There is an element of personal preference here so I’d encourage you to see this more as a good place to start than as a definitive method and it should be pretty obvious where you can tweak things. A final bit of advice….keep your method the same and just change grind size to get the coffee tasting how you like it.
So, first things first, here’s what you’ll need: a kettle, a grinder, an Aeropress, some kitchen scales, a thermometer and a stopwatch/timer. We’re going to assume that you don’t have a thermometer.
- Weigh out your coffee beans according to the recipe that you are using. We find ourselves almost always using between 13-15g of beans
- Boil your kettle. You need a fair bit of water when using the Aeropress.

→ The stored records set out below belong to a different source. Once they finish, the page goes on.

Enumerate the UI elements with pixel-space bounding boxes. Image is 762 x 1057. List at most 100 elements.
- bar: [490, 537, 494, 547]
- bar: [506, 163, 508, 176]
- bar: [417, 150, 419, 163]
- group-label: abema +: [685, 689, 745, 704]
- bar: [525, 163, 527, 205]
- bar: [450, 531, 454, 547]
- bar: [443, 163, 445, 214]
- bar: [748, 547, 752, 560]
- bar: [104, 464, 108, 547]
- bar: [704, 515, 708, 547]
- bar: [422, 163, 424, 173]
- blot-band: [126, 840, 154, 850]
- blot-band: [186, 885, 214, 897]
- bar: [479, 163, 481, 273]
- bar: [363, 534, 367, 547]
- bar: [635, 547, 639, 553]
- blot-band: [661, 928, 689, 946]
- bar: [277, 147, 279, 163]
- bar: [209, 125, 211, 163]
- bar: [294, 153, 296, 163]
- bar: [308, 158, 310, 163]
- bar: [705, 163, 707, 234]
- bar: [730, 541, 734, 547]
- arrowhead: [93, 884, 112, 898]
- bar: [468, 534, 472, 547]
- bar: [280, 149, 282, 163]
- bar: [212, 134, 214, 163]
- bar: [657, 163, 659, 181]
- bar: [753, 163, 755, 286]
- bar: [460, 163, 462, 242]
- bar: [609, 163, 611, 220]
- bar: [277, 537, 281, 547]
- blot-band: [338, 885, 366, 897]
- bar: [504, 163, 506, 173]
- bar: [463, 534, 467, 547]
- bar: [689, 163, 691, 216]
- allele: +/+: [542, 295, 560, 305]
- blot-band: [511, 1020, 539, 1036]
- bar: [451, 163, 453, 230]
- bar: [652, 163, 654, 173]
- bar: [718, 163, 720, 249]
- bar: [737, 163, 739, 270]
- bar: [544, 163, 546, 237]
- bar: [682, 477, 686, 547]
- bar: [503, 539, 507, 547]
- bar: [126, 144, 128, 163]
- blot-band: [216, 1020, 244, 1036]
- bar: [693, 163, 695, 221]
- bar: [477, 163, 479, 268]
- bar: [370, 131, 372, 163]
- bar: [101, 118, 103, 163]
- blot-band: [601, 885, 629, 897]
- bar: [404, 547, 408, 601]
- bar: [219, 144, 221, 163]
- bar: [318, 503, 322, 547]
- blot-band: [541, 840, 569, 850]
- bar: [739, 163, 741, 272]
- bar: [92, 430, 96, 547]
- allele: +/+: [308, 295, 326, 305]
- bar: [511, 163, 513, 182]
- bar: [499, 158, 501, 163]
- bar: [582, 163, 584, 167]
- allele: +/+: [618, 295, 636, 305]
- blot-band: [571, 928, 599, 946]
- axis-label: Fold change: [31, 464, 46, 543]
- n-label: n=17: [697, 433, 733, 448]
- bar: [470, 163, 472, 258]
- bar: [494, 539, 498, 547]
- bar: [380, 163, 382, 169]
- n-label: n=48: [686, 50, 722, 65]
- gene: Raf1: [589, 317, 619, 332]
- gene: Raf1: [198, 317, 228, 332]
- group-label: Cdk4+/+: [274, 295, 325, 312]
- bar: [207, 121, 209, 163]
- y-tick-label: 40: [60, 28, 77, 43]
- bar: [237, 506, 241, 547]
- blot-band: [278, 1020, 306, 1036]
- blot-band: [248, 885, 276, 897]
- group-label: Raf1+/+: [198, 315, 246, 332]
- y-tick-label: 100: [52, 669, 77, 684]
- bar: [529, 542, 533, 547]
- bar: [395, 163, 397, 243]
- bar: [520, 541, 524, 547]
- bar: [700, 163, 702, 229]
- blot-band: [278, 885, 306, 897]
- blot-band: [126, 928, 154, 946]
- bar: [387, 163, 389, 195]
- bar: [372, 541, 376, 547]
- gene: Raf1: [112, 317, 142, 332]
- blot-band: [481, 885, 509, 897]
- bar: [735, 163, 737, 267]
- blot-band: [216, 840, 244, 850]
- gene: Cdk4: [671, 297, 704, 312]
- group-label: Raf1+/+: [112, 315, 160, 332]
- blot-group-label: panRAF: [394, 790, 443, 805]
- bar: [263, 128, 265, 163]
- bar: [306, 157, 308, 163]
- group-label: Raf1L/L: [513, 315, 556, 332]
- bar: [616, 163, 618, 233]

- Stand the Aeropress, ‘upside-down’ on it’s plunger, on your scales. The two parts of the Aeropress should be connected so that the whole thing is stable but whilst maximising the room in the brew chamber, the rubber part only needs to be a centimetre or so into the other half.
- Place a clean filter paper in the Aeropress filter cap and lower it into the bottom of the mug. Half fill your mug with your boiled water. This will help to remove any paper flavours form the filter as well as pre-heating your mug.
- You now have a couple of minutes before the water will drop to the right temperature, ready for brewing. It’s possible to brew using water at anywhere from 85-98 degrees, depending on the recipe. Ours is a faster process, so we use water at around 97-98 degrees.
- Now grind your coffee. This is the bit you where you need to experiment and find the right grind size to extract the coffee well, it can vary a fair bit from bean to bean.
- Add the ground coffee to the Aeropress, turn on your scales and ensure they are zeroed.
- Once the water in your pouring kettle reaches the temperature specified in the recipe, start your timer and make the first pour of 30g water over the first 10 seconds and then stir like a champ for a further 20 seconds.
- At 30 seconds, add the rest of the water until you get to 240g on your scales, then give it one more quick stir. Screw on the cap and gently push down on the Aeropress to eliminate any air between the lid and the surface of the coffee. Stop pushing as the liquid appears through the holes.
- At 1 minute and 10 seconds, slowly flip it upside-down and onto the top of your mug, giving the coffee a couple of seconds to settle.
- At 1 minute and 15 seconds, take 15 seconds to steadily plunge the coffee into the cup, being careful to leave at least 10g or so in the Aeropress, i.e. stop before you hear the hiss.
- Now, undo the cap over the sink and push out your puck of coffee grounds.
So, there it is. I know it seems like a lot of hassle but I promise that it’s worth it. It’s actually really simple despite appearances and you’ll soon be tweaking and trying things out. I find that this method gives you a really sound basis to work from. Different coffees will extract better at different temperatures – we’ll always give you this information. The only bit you need to work out for yourself is the grind size. If the coffee needs more intensity of flavour, make the grind finer, if you’re experiencing bitterness, make it coarser.
Good luck, I hope you enjoy your coffee.